Respondent No. 1 procured goods for the consumption of the Corporate Debtor, and stored them at the premises of the Corporate Debtor, which were to be issued to it on a cash and carry basis as per the Memorandum of Pledge. Since the initiation of CIRP, the goods in the premises had got used up without any payment being made to Respondent No. 1, and claims of it were not entertained by the IRP/RP. The Appellate Tribunal noted that as per Explanation to Section 18(1)(f) and 25(2)(a) of the Code, it is the duty of the IRP/RP to take immediate custody and control of all the assets of the Corporate Debtor, and not include the assets owned by the third party, and to physically take, segregate, account it and return the goods. The IRP/RP failed in this duty. The Tribunal did not find any fault with Respondent No. 1 being treated as a Secured Operational Creditor.


The same IRP/RP for both the Principal Borrower and the Corporate Guarantor: State Bank of India v. M/s Athena Energy Ventures Private Limited

The Principal Borrower was under liquidation and the CIRP had also been initiated against the Corporate Guarantor. The Appellate Tribunal directed the Adjudicating Authority to appoint the RP who was working as the Liquidator of the Principal Borrower as the RP for the Corporate Guarantor too, to ensure the convenience of making corresponding revisions when a particular claim amount was recovered.


Sudip Bhattacharya v. E-Complex Private limited and Ors.

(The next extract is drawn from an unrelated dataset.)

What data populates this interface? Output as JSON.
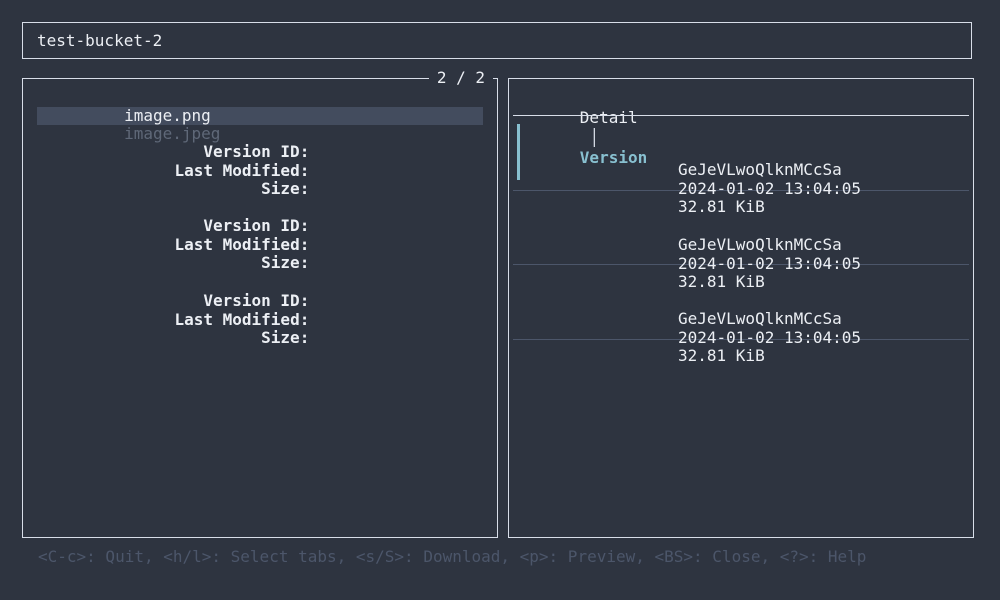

The Appellant submitted that the CIRP of the holding company and the subsidiary company should be consolidated and to that extent, an application was pending before the Adjudicating Authority. The Appellate Tribunal observed that only because a notice had been issued, and interim orders had not been passed by the Adjudicating Authority, the right to maintain an appeal would not arise.